Nerurkar explains that many of us are exposed to “toxic resistance” in school, sports, or home. This mindset conditions us to believe that we do not crack under pressure. Others might, but that’s not us. As you can guess, this mindset can cause a lot of trouble. If we don’t listen to our bodies' signs, they can worsen, just like my shoulder.
When we prescribe to this toxic mindset, these issues become exacerbated. That is why creating a mind-body connection when feeling stressed is so important. Before any task spikes your stress, stop, put your hand on your abdomen, find your breath, and breathe heavily into your hand three times. Center yourself, and say, I am here before continuing. Combining your physicality and mental state makes it easier to ease your stress and slow down your thoughts.
- One task at a time.
Contrary to belief, multitasking is not a thing, Nerurkar writes. What does that mean? Instead of being able to focus on multiple tasks at once, our focus shifts rapidly from task to task, slowly building incremental stress because of the constant change. So, next time you have a list of functions, slowly complete each individually using the MOST method or your own to decrease your overwhelming stress before it crashes.

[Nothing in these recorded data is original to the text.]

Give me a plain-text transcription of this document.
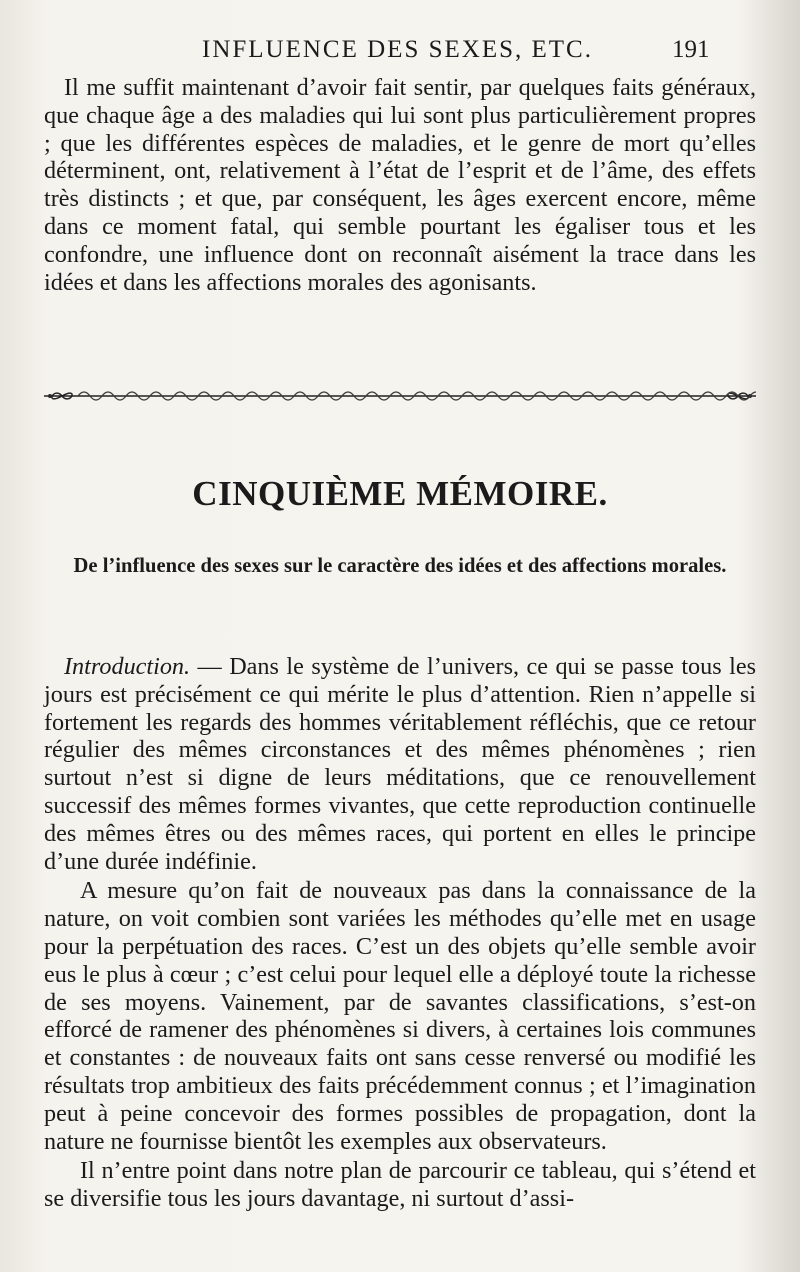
INFLUENCE DES SEXES, ETC.	191

Il me suffit maintenant d’avoir fait sentir, par quelques faits généraux, que chaque âge a des maladies qui lui sont plus particulièrement propres ; que les différentes espèces de maladies, et le genre de mort qu’elles déterminent, ont, relativement à l’état de l’esprit et de l’âme, des effets très distincts ; et que, par conséquent, les âges exercent encore, même dans ce moment fatal, qui semble pourtant les égaliser tous et les confondre, une influence dont on reconnaît aisément la trace dans les idées et dans les affections morales des agonisants.

CINQUIÈME MÉMOIRE.
De l’influence des sexes sur le caractère des idées et des affections morales.

Introduction. — Dans le système de l’univers, ce qui se passe tous les jours est précisément ce qui mérite le plus d’attention. Rien n’appelle si fortement les regards des hommes véritablement réfléchis, que ce retour régulier des mêmes circonstances et des mêmes phénomènes ; rien surtout n’est si digne de leurs méditations, que ce renouvellement successif des mêmes formes vivantes, que cette reproduction continuelle des mêmes êtres ou des mêmes races, qui portent en elles le principe d’une durée indéfinie.

A mesure qu’on fait de nouveaux pas dans la connaissance de la nature, on voit combien sont variées les méthodes qu’elle met en usage pour la perpétuation des races. C’est un des objets qu’elle semble avoir eus le plus à cœur ; c’est celui pour lequel elle a déployé toute la richesse de ses moyens. Vainement, par de savantes classifications, s’est-on efforcé de ramener des phénomènes si divers, à certaines lois communes et constantes : de nouveaux faits ont sans cesse renversé ou modifié les résultats trop ambitieux des faits précédemment connus ; et l’imagination peut à peine concevoir des formes possibles de propagation, dont la nature ne fournisse bientôt les exemples aux observateurs.

Il n’entre point dans notre plan de parcourir ce tableau, qui s’étend et se diversifie tous les jours davantage, ni surtout d’assi-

- Let the inner critic go.
Our self-criticism doesn’t reflect our successes, even when it wants to. When we are constantly stressed, we can create imaginary scenarios of tragedy. These scenarios can take the form of stress nightmares, keeping us up at night or making us afraid of trying new activities. To help yourself work through this inner criticism, Nerurkar suggests keeping a gratitude journal as a reminder of the good in your life and always looking at the aspects of your life that you do not need to stress about in those current moments.
Managing your stress is an ongoing learning process. Feel free to experiment and adapt along the way. Nerurkar suggests only working on two of these steps at a time. After 90 days of continued practice, let the habitat form and tackle the next reset.